Una tarde, un muchacho árabe llegó corriendo al cuartel general de los templarios. Tenía un mensaje de Abraham para Simon.

«Ven en seguida. Necesito tu ayuda.»

Simon se despidió de Belami y, montado a la grupa del caballo del mensajero, se dirigió a la casa de Abraham, en la calle de los Orfebres.

El mago ya se había marchado, pero su criado le dio a Simon la dirección del lugar donde se encontraba. Poco después que Abraham, Simon llegó a la casa situada en la parte septentrional de la Ciudad Santa, cerca del Portal de las Flores.

La casa, que denotaba una cierta riqueza, estaba situada al fondo de un jardín cerrado. Pertenecía a un rico mercader que la había comprado recientemente a la amante de un alquimista. El comprador gastó mucho dinero en redecorarla y reconstruirla, lo que le llevó casi un año terminarla, a causa de varias demoras en la obra.

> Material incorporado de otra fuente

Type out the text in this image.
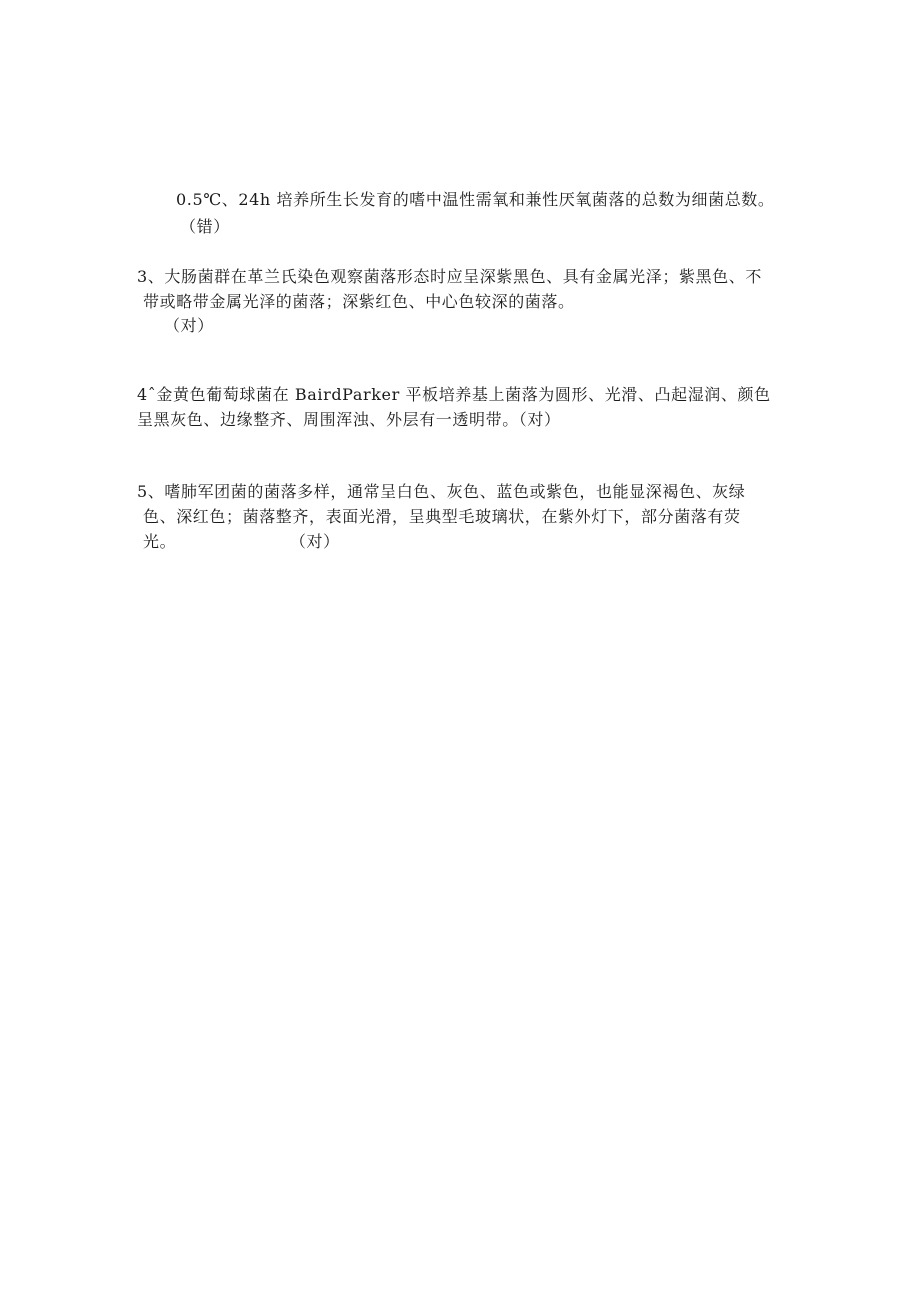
0.5℃、24h 培养所生长发育的嗜中温性需氧和兼性厌氧菌落的总数为细菌总数。
（错）
3、大肠菌群在革兰氏染色观察菌落形态时应呈深紫黑色、具有金属光泽；紫黑色、不
带或略带金属光泽的菌落；深紫红色、中心色较深的菌落。
（对）
4ˆ金黄色葡萄球菌在 BairdParker 平板培养基上菌落为圆形、光滑、凸起湿润、颜色
呈黑灰色、边缘整齐、周围浑浊、外层有一透明带。（对）
5、嗜肺军团菌的菌落多样，通常呈白色、灰色、蓝色或紫色，也能显深褐色、灰绿
色、深红色；菌落整齐，表面光滑，呈典型毛玻璃状，在紫外灯下，部分菌落有荧
光。                    （对）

Uno de los constructores se cayó de una escalera, a otro le cayó una teja y le fracturó el cráneo. Un tercer obrero se dio a la bebida y un cuarto se quebró la espalda al caerle una viga del techo, por lo que quedó totalmente paralítico.

El constructor se negó de plano a efectuar más obras en el edificio.

—Esta casa está endiablada. Las cosas se mueven solas dentro de ella. Los ladrillos y las tejas se caen de repente o vuelan a través de las habitaciones. No quiero saber nada más con la obra. ¡Pagadme por lo que hice y buscaos otro imbécil para terminarla!

Eso era más fácil de decir que de hacer. Ningún constructor que se respetase quería hacerse cargo de la obra. La nueva corrió rápidamente por Jerusalén. El mercader propietario era un musulmán converso al cristianismo, y había pagado a sacerdotes de ambas religiones para que realizaran sus ritos de exorcismo.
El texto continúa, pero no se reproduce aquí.